Séminaire de philosophie et de théologie Crêt-Bérard, le 17 mars 2018

Perspectivisme : relativisme ou dialectique ?

L’effondrement de la pensée n’a rien d’un phénomène nouveau. Il s’atteste à maintes époques et en maintes occasions, de diverses manières : incohérence, dogmatisme, réductionnisme, relativisme, etc. Nous avons eu loisir de nous en convaincre durant le parcours de notre séminaire, ici à Crêt-Bérard, où nous avons été confrontés à plusieurs reprises à l’une ou l’autre de ses manifestations.

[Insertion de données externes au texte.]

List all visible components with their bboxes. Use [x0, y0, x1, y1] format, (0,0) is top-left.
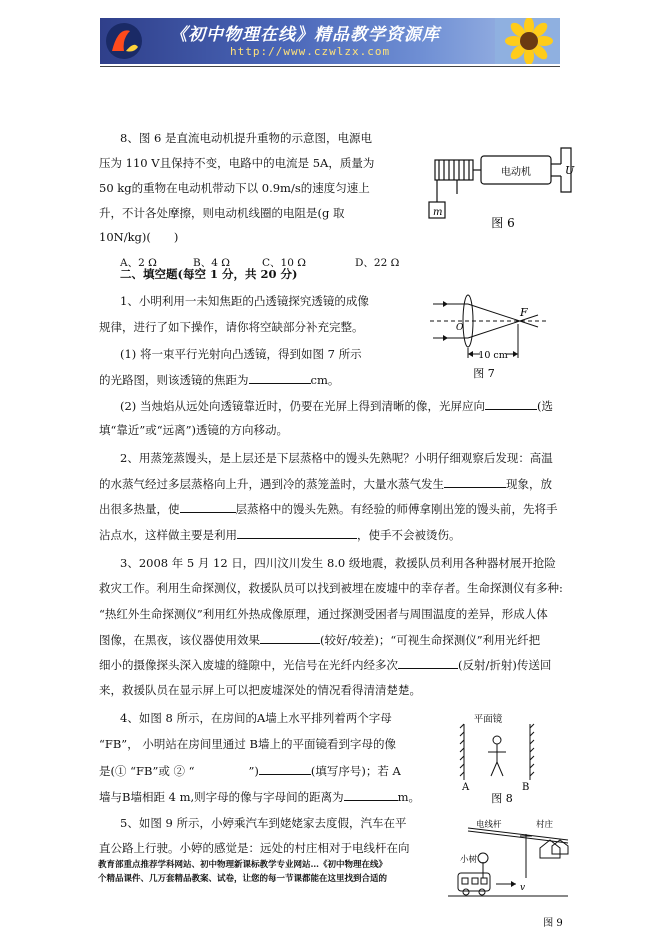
banner-url[interactable]: http://www.czwlzx.com — [230, 45, 391, 58]
footer-line-1: 教育部重点推荐学科网站、初中物理新课标教学专业网站…《初中物理在线》 — [98, 860, 388, 870]
q3-line-1: 3、2008 年 5 月 12 日，四川汶川发生 8.0 级地震，救援队员利用各种器材展开抢险 — [120, 556, 556, 570]
q2-line-2-text: 的水蒸气经过多层蒸格向上升，遇到冷的蒸笼盖时，大量水蒸气发生 — [99, 477, 444, 491]
q8-line-4: 升，不计各处摩擦，则电动机线圈的电阻是(g 取 — [99, 206, 345, 220]
q2-line-1: 2、用蒸笼蒸馒头，是上层还是下层蒸格中的馒头先熟呢？小明仔细观察后发现：高温 — [120, 451, 553, 465]
header-rule — [100, 66, 560, 67]
q1-focal-length-blank[interactable] — [249, 371, 311, 384]
q8-line-2: 压为 110 V且保持不变，电路中的电流是 5A，质量为 — [99, 156, 375, 170]
q5-line-1: 5、如图 9 所示，小婷乘汽车到姥姥家去度假，汽车在平 — [120, 816, 407, 830]
q4-line-1: 4、如图 8 所示，在房间的A墙上水平排列着两个字母 — [120, 711, 392, 725]
q8-line-3: 50 kg的重物在电动机带动下以 0.9m/s的速度匀速上 — [99, 181, 370, 195]
q8-line-1: 8、图 6 是直流电动机提升重物的示意图，电源电 — [120, 131, 372, 145]
q4-image-blank[interactable] — [259, 762, 311, 775]
q4-line-4 — [99, 788, 420, 805]
q2-line-3-tail: 层蒸格中的馒头先熟。有经验的师傅拿刚出笼的馒头前，先将手 — [235, 502, 558, 516]
q2-reason-blank[interactable] — [237, 526, 357, 539]
distance-label: 10 cm — [478, 350, 508, 361]
q2-layer-blank[interactable] — [180, 500, 236, 513]
q3-line-5 — [99, 656, 551, 673]
figure-7-caption: 图 7 — [473, 367, 495, 380]
motor-label: 电动机 — [501, 167, 531, 178]
q4-line-3-tail: (填写序号)；若 A — [310, 764, 401, 778]
mirror-label: 平面镜 — [473, 714, 503, 725]
mass-label: m — [433, 207, 443, 218]
q4-quote-close: ”) — [248, 764, 259, 778]
q2-line-4-tail: ，使手不会被烫伤。 — [357, 528, 461, 542]
q3-line-6: 来，救援队员在显示屏上可以把废墟深处的情况看得清清楚楚。 — [99, 683, 421, 697]
section-2-title: 二、填空题(每空 1 分，共 20 分) — [120, 267, 298, 281]
figure-9-car-diagram — [448, 818, 573, 930]
q4-line-3-text: 是(① “FB”或 ② “ — [99, 764, 195, 778]
q1-intro-2: 规律，进行了如下操作，请你将空缺部分补充完整。 — [99, 320, 364, 334]
q3-line-2: 救灾工作。利用生命探测仪，救援队员可以找到被埋在废墟中的幸存者。生命探测仪有多种: — [99, 581, 563, 595]
q2-line-3-text: 出很多热量，使 — [99, 502, 180, 516]
banner-title: 《初中物理在线》精品教学资源库 — [170, 25, 440, 45]
q4-line-3 — [99, 762, 401, 779]
wall-a-label: A — [462, 782, 470, 793]
q2-line-3 — [99, 500, 558, 517]
q2-phenomenon-blank[interactable] — [444, 475, 506, 488]
figure-8-caption: 图 8 — [491, 792, 513, 805]
q3-line-3: “热红外生命探测仪”利用红外热成像原理，通过探测受困者与周围温度的差异，形成人体 — [99, 607, 548, 621]
q3-line-4-tail: (较好/较差)；“可视生命探测仪”利用光纤把 — [320, 633, 541, 647]
figure-6-caption: 图 6 — [491, 216, 515, 230]
q1-part1-unit: cm。 — [310, 373, 340, 387]
figure-6-motor-diagram — [425, 130, 575, 235]
q2-line-4 — [99, 526, 461, 543]
q3-line-4 — [99, 631, 540, 648]
q3-line-4-text: 图像，在黑夜，该仪器使用效果 — [99, 633, 260, 647]
q3-effect-blank[interactable] — [260, 631, 320, 644]
voltage-label: U — [565, 164, 575, 177]
footer-line-2: 个精品课件、几万套精品教案、试卷，让您的每一节课都能在这里找到合适的 — [98, 874, 388, 884]
figure-8-mirror-diagram — [452, 710, 547, 810]
q4-line-4-text: 墙与B墙相距 4 m,则字母的像与字母间的距离为 — [99, 790, 344, 804]
q8-option-d: D、22 Ω — [355, 257, 400, 269]
tree-label: 小树 — [460, 855, 478, 865]
wall-b-label: B — [522, 782, 530, 793]
q1-part1-text: 的光路图，则该透镜的焦距为 — [99, 373, 249, 387]
q1-part2-tail: (选 — [536, 399, 553, 413]
q3-line-5-tail: (反射/折射)传送回 — [458, 658, 552, 672]
figure-7-lens-diagram — [428, 288, 558, 380]
optical-center-label: O — [456, 323, 464, 333]
q1-part2-line-2: 填“靠近”或“远离”)透镜的方向移动。 — [99, 423, 289, 437]
q1-intro-1: 1、小明利用一未知焦距的凸透镜探究透镜的成像 — [120, 294, 369, 308]
q8-option-b: B、4 Ω — [193, 257, 230, 269]
q4-line-2: “FB”， 小明站在房间里通过 B墙上的平面镜看到字母的像 — [99, 737, 396, 751]
q1-part1-line-2 — [99, 371, 339, 388]
figure-9-caption: 图 9 — [543, 918, 563, 929]
village-label: 村庄 — [536, 820, 554, 830]
q2-line-2-tail: 现象，放 — [506, 477, 552, 491]
q3-line-5-text: 细小的摄像探头深入废墟的缝隙中，光信号在光纤内经多次 — [99, 658, 398, 672]
speed-label: v — [520, 883, 526, 893]
q8-option-c: C、10 Ω — [262, 257, 306, 269]
site-banner — [100, 18, 560, 64]
q1-part1-line-1: (1) 将一束平行光射向凸透镜，得到如图 7 所示 — [120, 347, 362, 361]
q2-line-4-text: 沾点水，这样做主要是利用 — [99, 528, 237, 542]
q2-line-2 — [99, 475, 552, 492]
q1-part2-line-1 — [120, 397, 553, 414]
q4-distance-blank[interactable] — [344, 788, 398, 801]
q1-part2-text: (2) 当烛焰从远处向透镜靠近时，仍要在光屏上得到清晰的像，光屏应向 — [120, 399, 485, 413]
q1-screen-direction-blank[interactable] — [485, 397, 537, 410]
focus-label: F — [520, 306, 528, 319]
pole-label: 电线杆 — [476, 820, 502, 830]
site-logo — [104, 21, 144, 61]
sunflower-image — [495, 18, 560, 64]
q4-line-4-tail: m。 — [397, 790, 421, 804]
q8-line-5: 10N/kg)( ) — [99, 230, 179, 244]
q8-option-a: A、2 Ω — [120, 257, 157, 269]
q3-light-blank[interactable] — [398, 656, 458, 669]
q5-line-2: 直公路上行驶。小婷的感觉是：远处的村庄相对于电线杆在向 — [99, 841, 410, 855]
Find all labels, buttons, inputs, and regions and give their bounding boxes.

Sans vouloir être exaustif, nous pouvons évoquer à notre point de départ, dans le champ de la théologie chrétienne, les contresens auxquels celle-ci aboutirait si elle entendait faire fi la rupture à laquelle donne lieu l’événement de la croix. Nous avons rencontré aussi, dans le débat entre la phénoménologie et le cognitivisme, l’évacuation de la subjectivité et de la conscience en première personne qui a cours dans les théories neurologiques. Nous avons relevé également la propension de la pensée à la spéculation, qui néglige son insertion dans l’existence ( Postscriptum de Kierkegaard , de JDK ), et nous nous sommes arrêtés sur les manifestations actuelles de mépris de la vérité. Plus récemment, à propos du travail de mémoire (La mémoire des chrétiens "à venir", de J. Zumstein), nous avons constaté que la recherche historique peut verser dans le travers d’oublier qu’elle est elle-même historiquement datée, tout comme les théories peuvent refuser de considérer la fonction qu’elles occupent dans les jeux de pouvoir de la socité (Aliénation et accélération sociale, de PAP).

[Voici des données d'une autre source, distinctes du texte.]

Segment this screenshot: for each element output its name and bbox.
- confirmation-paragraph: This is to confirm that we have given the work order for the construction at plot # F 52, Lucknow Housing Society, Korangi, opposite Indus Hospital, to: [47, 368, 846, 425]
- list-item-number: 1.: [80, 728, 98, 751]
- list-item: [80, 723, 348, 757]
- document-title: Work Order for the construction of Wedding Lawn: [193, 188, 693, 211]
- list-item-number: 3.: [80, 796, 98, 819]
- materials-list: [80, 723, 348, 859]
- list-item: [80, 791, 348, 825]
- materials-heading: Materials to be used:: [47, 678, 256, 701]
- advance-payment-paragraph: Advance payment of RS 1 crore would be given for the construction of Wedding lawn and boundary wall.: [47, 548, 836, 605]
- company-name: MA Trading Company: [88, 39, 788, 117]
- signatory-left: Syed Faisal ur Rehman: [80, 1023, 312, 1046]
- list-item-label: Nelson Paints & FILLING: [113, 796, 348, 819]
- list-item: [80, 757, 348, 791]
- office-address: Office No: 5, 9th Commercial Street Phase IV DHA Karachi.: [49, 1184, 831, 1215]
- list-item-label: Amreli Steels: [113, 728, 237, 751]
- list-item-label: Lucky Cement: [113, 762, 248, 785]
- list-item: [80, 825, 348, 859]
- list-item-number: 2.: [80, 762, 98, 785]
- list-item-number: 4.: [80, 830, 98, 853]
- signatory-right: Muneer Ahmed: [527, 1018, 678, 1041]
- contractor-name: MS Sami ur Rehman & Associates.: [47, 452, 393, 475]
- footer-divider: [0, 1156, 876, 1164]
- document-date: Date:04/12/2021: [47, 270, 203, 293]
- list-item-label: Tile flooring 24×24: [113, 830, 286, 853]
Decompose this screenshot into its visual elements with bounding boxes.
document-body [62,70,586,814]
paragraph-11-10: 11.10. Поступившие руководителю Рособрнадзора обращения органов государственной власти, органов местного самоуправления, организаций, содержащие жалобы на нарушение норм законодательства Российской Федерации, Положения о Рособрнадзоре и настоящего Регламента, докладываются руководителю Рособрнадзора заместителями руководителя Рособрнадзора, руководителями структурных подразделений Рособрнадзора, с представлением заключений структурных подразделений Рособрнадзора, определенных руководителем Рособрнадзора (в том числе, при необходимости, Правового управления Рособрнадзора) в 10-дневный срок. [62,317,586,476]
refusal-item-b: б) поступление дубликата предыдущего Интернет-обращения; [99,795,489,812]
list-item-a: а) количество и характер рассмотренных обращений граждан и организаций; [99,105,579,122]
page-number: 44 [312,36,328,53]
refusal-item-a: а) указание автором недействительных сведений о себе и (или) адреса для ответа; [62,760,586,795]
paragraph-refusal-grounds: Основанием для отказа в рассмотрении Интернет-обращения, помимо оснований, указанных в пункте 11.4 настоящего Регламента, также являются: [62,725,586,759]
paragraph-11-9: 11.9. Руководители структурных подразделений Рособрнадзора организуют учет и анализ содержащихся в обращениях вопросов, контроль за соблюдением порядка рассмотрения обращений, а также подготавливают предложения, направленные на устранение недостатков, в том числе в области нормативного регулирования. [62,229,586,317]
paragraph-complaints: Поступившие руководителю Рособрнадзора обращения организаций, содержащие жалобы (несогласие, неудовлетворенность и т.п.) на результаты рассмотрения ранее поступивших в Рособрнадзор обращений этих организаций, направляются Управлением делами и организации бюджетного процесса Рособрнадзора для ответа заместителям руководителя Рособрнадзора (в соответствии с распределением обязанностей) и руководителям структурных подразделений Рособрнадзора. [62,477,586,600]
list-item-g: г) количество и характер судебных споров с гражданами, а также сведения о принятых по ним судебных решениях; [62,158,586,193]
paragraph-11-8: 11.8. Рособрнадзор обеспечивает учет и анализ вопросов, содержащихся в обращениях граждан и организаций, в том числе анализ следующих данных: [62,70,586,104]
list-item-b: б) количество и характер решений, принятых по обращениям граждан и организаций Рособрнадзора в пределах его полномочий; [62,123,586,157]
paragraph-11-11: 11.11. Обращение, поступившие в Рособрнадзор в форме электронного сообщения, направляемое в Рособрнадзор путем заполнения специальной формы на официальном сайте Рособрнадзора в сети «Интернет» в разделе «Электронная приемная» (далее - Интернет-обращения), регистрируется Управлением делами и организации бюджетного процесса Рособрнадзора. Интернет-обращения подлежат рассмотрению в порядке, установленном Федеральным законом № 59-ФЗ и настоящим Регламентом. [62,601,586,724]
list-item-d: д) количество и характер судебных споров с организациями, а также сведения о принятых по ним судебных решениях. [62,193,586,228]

Nous avons pu nous rendre compte ainsi que ces effondrements étaient marqués d’une caractéristique : leur difficulté à prendre en compte l’existence de dualités de perspectives et de travailler avec elles de manière dialectique.

C’est la raison pour laquelle, en réaction à ces effondrements, nous avons fait valoir la possibilité d’un mouvement de reconnaissance qui, à partir d’une situation de crise, révise son fondement et repart sur une autre base et nous avons prôné une pensée perspectiviste, qui se caractérise justement par sa conviction que la réalité ne se laisse pas considérer en un seul tableau et qu’il est nécessaire de l’aborder sous des points de vue différents (La vérité en crise, de MAF).

Mais arrivés à ce point, une question s’impose, que nous ne pouvons éviter. S’il nous est impossible de réduire la réalité à l’unité d’une seule perspective, si la pensée doit travailler dialectiquement avec des dualités, n’aboutissons-nous pas à un émiettement de la réflexion ? Ne se pourrait-il pas que le perspectivisme donne lieu lui-même à un effondrement de la pensée ? Autrement dit, le perspectivisme peut-il induire l’effondrement de la pensée dans le relativisme ou l’exclut-il ?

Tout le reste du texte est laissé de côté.